CHAPTER XLIII.
A POOR MAN.

But now that Martin was captured, what was to be done with him? Sidney found that the immediate direction of affairs was taken out of his hands by these young people, who had been but children yesterday. Martin attached himself to Philip, as a dog attaches itself to some chosen master, and followed him about, obeying all his commands with a doglike fidelity. He squatted in a corner of the room while Philip took his meals, and the next night he stretched himself on the floor of Philip's bedroom across the doorway, as if to guard him. At Dorothy's sensible suggestion the garb of a peasant of the better class was procured for him, and he put it on with an air of pride in spite of its discomfort.

"It would be nonsense to dress him like you, Philip," she said sagaciously; "he would look ridiculous. It must all come by degrees, as it did to me. I was quite a wild girl when your father found me; and I know how miserable poor Martin will feel at first, especially when we go away from here. It will be like another world to him."

"We cannot go till Phyllis is quite well," said Philip anxiously.

For Phyllis had been overcome by the shock of finding Martin such a monster, and by the apparent determination of his father to own him as his heir. She was keeping to her room, and filling Philip's heart with dire anxiety and concern.
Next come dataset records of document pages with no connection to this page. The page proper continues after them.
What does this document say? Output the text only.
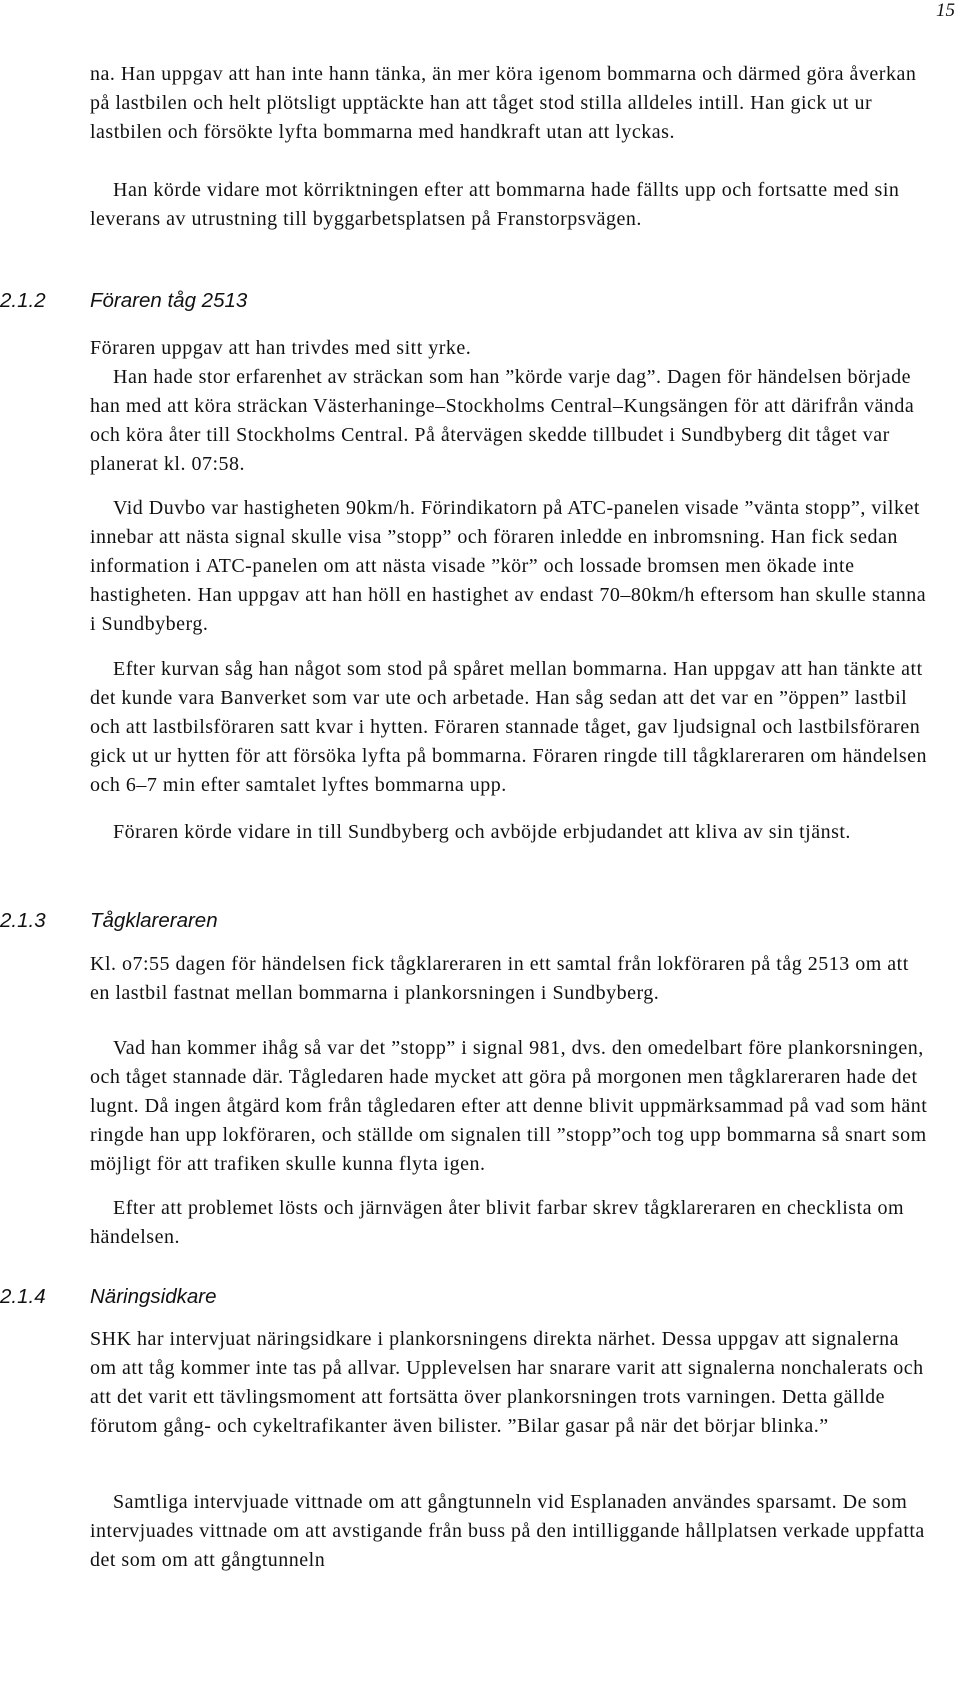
15

na. Han uppgav att han inte hann tänka, än mer köra igenom bommarna och därmed göra åverkan på lastbilen och helt plötsligt upptäckte han att tåget stod stilla alldeles intill. Han gick ut ur lastbilen och försökte lyfta bommarna med handkraft utan att lyckas.

Han körde vidare mot körriktningen efter att bommarna hade fällts upp och fortsatte med sin leverans av utrustning till byggarbetsplatsen på Franstorpsvägen.

2.1.2 Föraren tåg 2513

Föraren uppgav att han trivdes med sitt yrke.

Han hade stor erfarenhet av sträckan som han ”körde varje dag”. Dagen för händelsen började han med att köra sträckan Västerhaninge–Stockholms Central–Kungsängen för att därifrån vända och köra åter till Stockholms Central. På återvägen skedde tillbudet i Sundbyberg dit tåget var planerat kl. 07:58.

Vid Duvbo var hastigheten 90km/h. Förindikatorn på ATC-panelen visade ”vänta stopp”, vilket innebar att nästa signal skulle visa ”stopp” och föraren inledde en inbromsning. Han fick sedan information i ATC-panelen om att nästa visade ”kör” och lossade bromsen men ökade inte hastigheten. Han uppgav att han höll en hastighet av endast 70–80km/h eftersom han skulle stanna i Sundbyberg.

Efter kurvan såg han något som stod på spåret mellan bommarna. Han uppgav att han tänkte att det kunde vara Banverket som var ute och arbetade. Han såg sedan att det var en ”öppen” lastbil och att lastbilsföraren satt kvar i hytten. Föraren stannade tåget, gav ljudsignal och lastbilsföraren gick ut ur hytten för att försöka lyfta på bommarna. Föraren ringde till tågklareraren om händelsen och 6–7 min efter samtalet lyftes bommarna upp.

Föraren körde vidare in till Sundbyberg och avböjde erbjudandet att kliva av sin tjänst.

2.1.3 Tågklareraren

Kl. o7:55 dagen för händelsen fick tågklareraren in ett samtal från lokföraren på tåg 2513 om att en lastbil fastnat mellan bommarna i plankorsningen i Sundbyberg.

Vad han kommer ihåg så var det ”stopp” i signal 981, dvs. den omedelbart före plankorsningen, och tåget stannade där. Tågledaren hade mycket att göra på morgonen men tågklareraren hade det lugnt. Då ingen åtgärd kom från tågledaren efter att denne blivit uppmärksammad på vad som hänt ringde han upp lokföraren, och ställde om signalen till ”stopp”och tog upp bommarna så snart som möjligt för att trafiken skulle kunna flyta igen.

Efter att problemet lösts och järnvägen åter blivit farbar skrev tågklareraren en checklista om händelsen.

2.1.4 Näringsidkare

SHK har intervjuat näringsidkare i plankorsningens direkta närhet. Dessa uppgav att signalerna om att tåg kommer inte tas på allvar. Upplevelsen har snarare varit att signalerna nonchalerats och att det varit ett tävlingsmoment att fortsätta över plankorsningen trots varningen. Detta gällde förutom gång- och cykeltrafikanter även bilister. ”Bilar gasar på när det börjar blinka.”

Samtliga intervjuade vittnade om att gångtunneln vid Esplanaden användes sparsamt. De som intervjuades vittnade om att avstigande från buss på den intilliggande hållplatsen verkade uppfatta det som om att gångtunneln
Only Dorothy saw her, and to her she maintained an ominous silence.

"I think," said Dorothy, "that if he went to Brackenburn first, not to Apley, it would be best for him. There are so few people about, and the moors lie all around, where he could roam about just as he liked, and nobody to notice him. Brackenburn will belong to him some day, and he will grow accustomed to it. When he is a little more like an English gentleman he may go to Apley."
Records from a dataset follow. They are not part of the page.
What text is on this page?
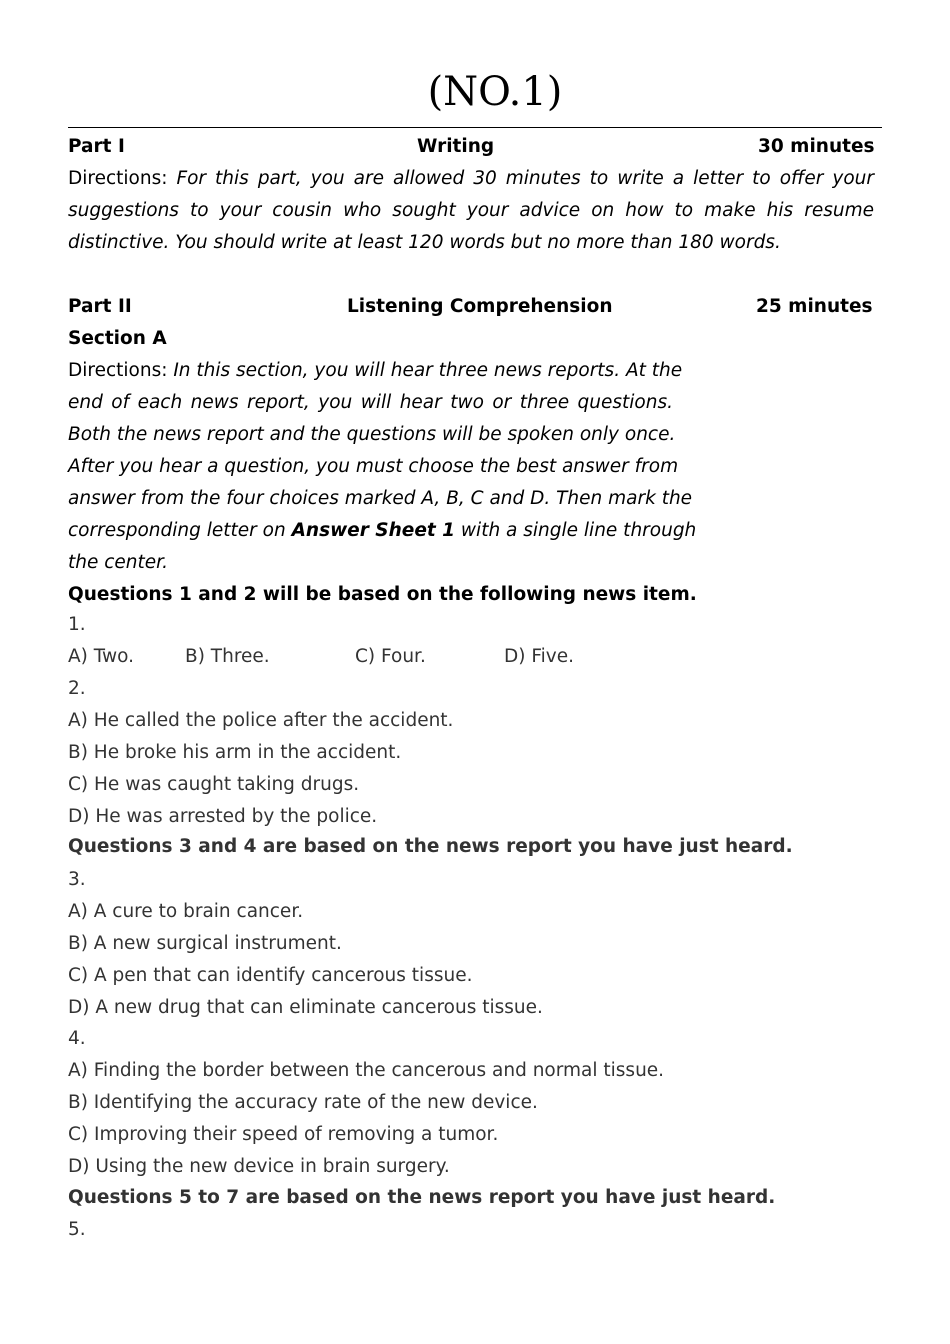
(NO.1)
Part I	Writing	30 minutes
Directions: For this part, you are allowed 30 minutes to write a letter to offer your
suggestions to your cousin who sought your advice on how to make his resume
distinctive. You should write at least 120 words but no more than 180 words.
Part II	Listening Comprehension	25 minutes
Section A
Directions: In this section, you will hear three news reports. At the
end of each news report, you will hear two or three questions.
Both the news report and the questions will be spoken only once.
After you hear a question, you must choose the best answer from
answer from the four choices marked A, B, C and D. Then mark the
corresponding letter on Answer Sheet 1 with a single line through
the center.
Questions 1 and 2 will be based on the following news item.
1.
A) Two.	B) Three.	C) Four.	D) Five.
2.
A) He called the police after the accident.
B) He broke his arm in the accident.
C) He was caught taking drugs.
D) He was arrested by the police.
Questions 3 and 4 are based on the news report you have just heard.
3.
A) A cure to brain cancer.
B) A new surgical instrument.
C) A pen that can identify cancerous tissue.
D) A new drug that can eliminate cancerous tissue.
4.
A) Finding the border between the cancerous and normal tissue.
B) Identifying the accuracy rate of the new device.
C) Improving their speed of removing a tumor.
D) Using the new device in brain surgery.
Questions 5 to 7 are based on the news report you have just heard.
5.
"I will suggest it to my father," replied Philip.

"He will go peaceably with you as your servant," resumed Dorothy, "and it is better to let him think himself so just at first. The sooner you start the better. But not with us; Sir Sidney will take care of Phyllis and me."

"I cannot start till Phyllis is well," he said.

But in a day or two Philip saw the necessity of taking Martin away immediately. All the valley became acquainted with the strange circumstance that Chiara's drudge was the son of a wealthy Englishman, who had come to claim him as soon as he heard of Chiara's death. Everyone sought an opportunity of seeing Martin, and of speaking to him. The richer people addressed him in a half joking manner; but the peasants, especially his old neighbors, paid him servile attention. The woman who had scorned and flouted at him as a pariah, when he dared to love her, haunted his footsteps. Martin himself strutted to and fro in the village street, proud of his new garb, and bearing heroically the pain his strong, high boots gave him; and the third night after they had captured him Philip found him lying dead drunk in one of the lowest inns in Cortina. It was full time to remove him from his old surroundings.